E’ tutto questo a rendere aperto e non scontato il dibattito sull'opportunità dell’evidente sfida al virus. Certo, senza pubblico sarà un’edizione sottovuoto spinto: ma i numeri dei contagi a Tokyo e i timori legati alla variante Delta hanno fatto optare per la chiusura definitiva. Dall’accensione della fiaccola fino alle cerimonie di apertura e chiusura, dunque, queste Olimpiadi vivranno una modalità nuova.

 

 

I primi Giochi in "bolle" ostentano comunque numeri in grande stile: oltre 200 paesi, 306 gare in programma per 42 discipline, con alcune new entry: surf, arrampicata, karate e skate, novità volute dal Cio per fidelizzare il pubblico più giovane.

La grande assente sarà la Russia, bandita dal comitato olimpico internazionale causa doping: a Tokyo ci sarà solo un gruppo di atleti, che sfileranno però senza la bandiera di Mosca e sul podio andranno senza inno. Gli Stati Uniti avranno il solito contingente da sbarco in forze (613 gli iscritti), anche la Cina si presenta con 431 unità.

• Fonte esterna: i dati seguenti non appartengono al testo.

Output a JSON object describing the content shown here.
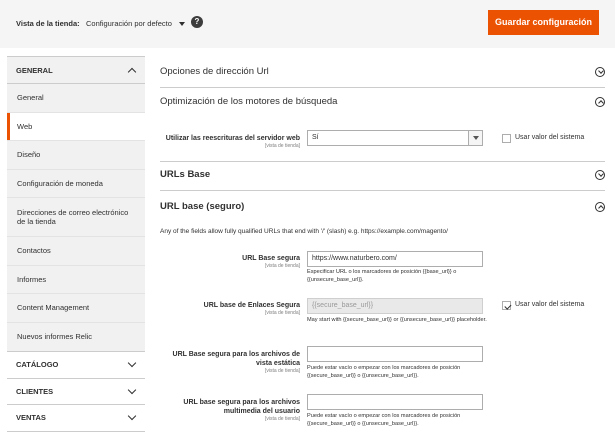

Il tema della parità di genere è un altro tasto su cui si è battuto tanto e infatti alla cerimonia del giuramento uomini e donne saranno rappresentati in egual misura: l’Inghilterra si è portata avanti inviando a Tokyo per la prima volta un team (367 atleti) in cui le donne, 201, superano in numero gli uomini. Anche la Nuova Zelanda registra un primato, schierando Laurel Hubbard, pesista e prima transgender a partecipare a una rassegna a cinque cerchi. 

Tante le stelle attese nei 15 giorni di gare: l’atletica priva del totem Usain Bolt cerca i suoi eredi nella velocità in Noah Lyles e nel giovanissimo (17 anni) Erriyon Knighton. Riflettori anche sull'azzurro Marcel Jacobs che, abbassando il record italiano a 9"95, ha già arginato la concorrenza interna. La maratona - spostata a Sapporo per evitare i rischi delle alte temperature e dell’umidità di Tokyo - avrà in Eliud Kipchoge l'uomo da battere. In piscina, dopo i fasti di Michael Phelps, sarà l’americana Katie Ledecky (già cinque ori olimpici vinti) a provare ad emulare proprio il gigante di Baltimora. Nel tennis invece pesano le assenze di Rafa Nadal e Roger Federer, e nel suo piccolo anche l’Italia contribuisce alle defezioni eccellenti con quella di Matteo Berrettini, fresco finalista di Wimbledon.

 

 

A proposito degli azzurri: la spedizione, almeno nei numeri, è già da record: a Tokyo saranno infatti 384 gli italiani in gara (197 uomini e 187 donne) con Lombardia e Lazio regioni maggiormente rappresentate, in 36 delle 42 discipline in programma. A parte le individualità con i campioni del nuoto da Gregorio Paltrinieri a Simona Quadarella, passando per Federica Pellegrini alla quinta e ultima partecipazione olimpica, e quelli della scherma (ci sarà Aldo Montano, anche per lui Olimpiade numero 5), l’Italia Team a Tokyo confida molto pure sugli sport di squadra. Dopo 17 anni torna sul parquet olimpico il basket che ha strappato il pass battendo a sorpresa in trasferta la corazzata serba. In gara pure le ragazze del 3 contro 3, altra novità del programma. E poi la pallavolo, sia donne che uomini, con rinnovate speranze di medaglia, la pallanuoto (assenti le ragazze del Setterosa) e il softball con le azzurre fresche del titolo europeo. Vuota la casella del calcio, un’assenza che stride con il trionfo a Euro 2020 della Nazionale di Mancini. Doppio portabandiera con Jessica Rossi e Elia Viviani. 

Tokyo comunque è pronta: ha aspettato, sofferto, temuto ma a meno di un colpo di scena clamoroso è arrivata alla meta. Il Villaggio olimpico pulsa vita, emozioni e sogni. La circolazione e i contatti tra gli atleti sono ridotti al minimo: ma ci sono, e se non altro in gara ci si sfida, che è sempre un momento di incontro. Diversamente olimpici, insomma, ma saranno comunque Giochi: al momento, ancora la metafora meglio riuscita di una società ideale. (ANSA).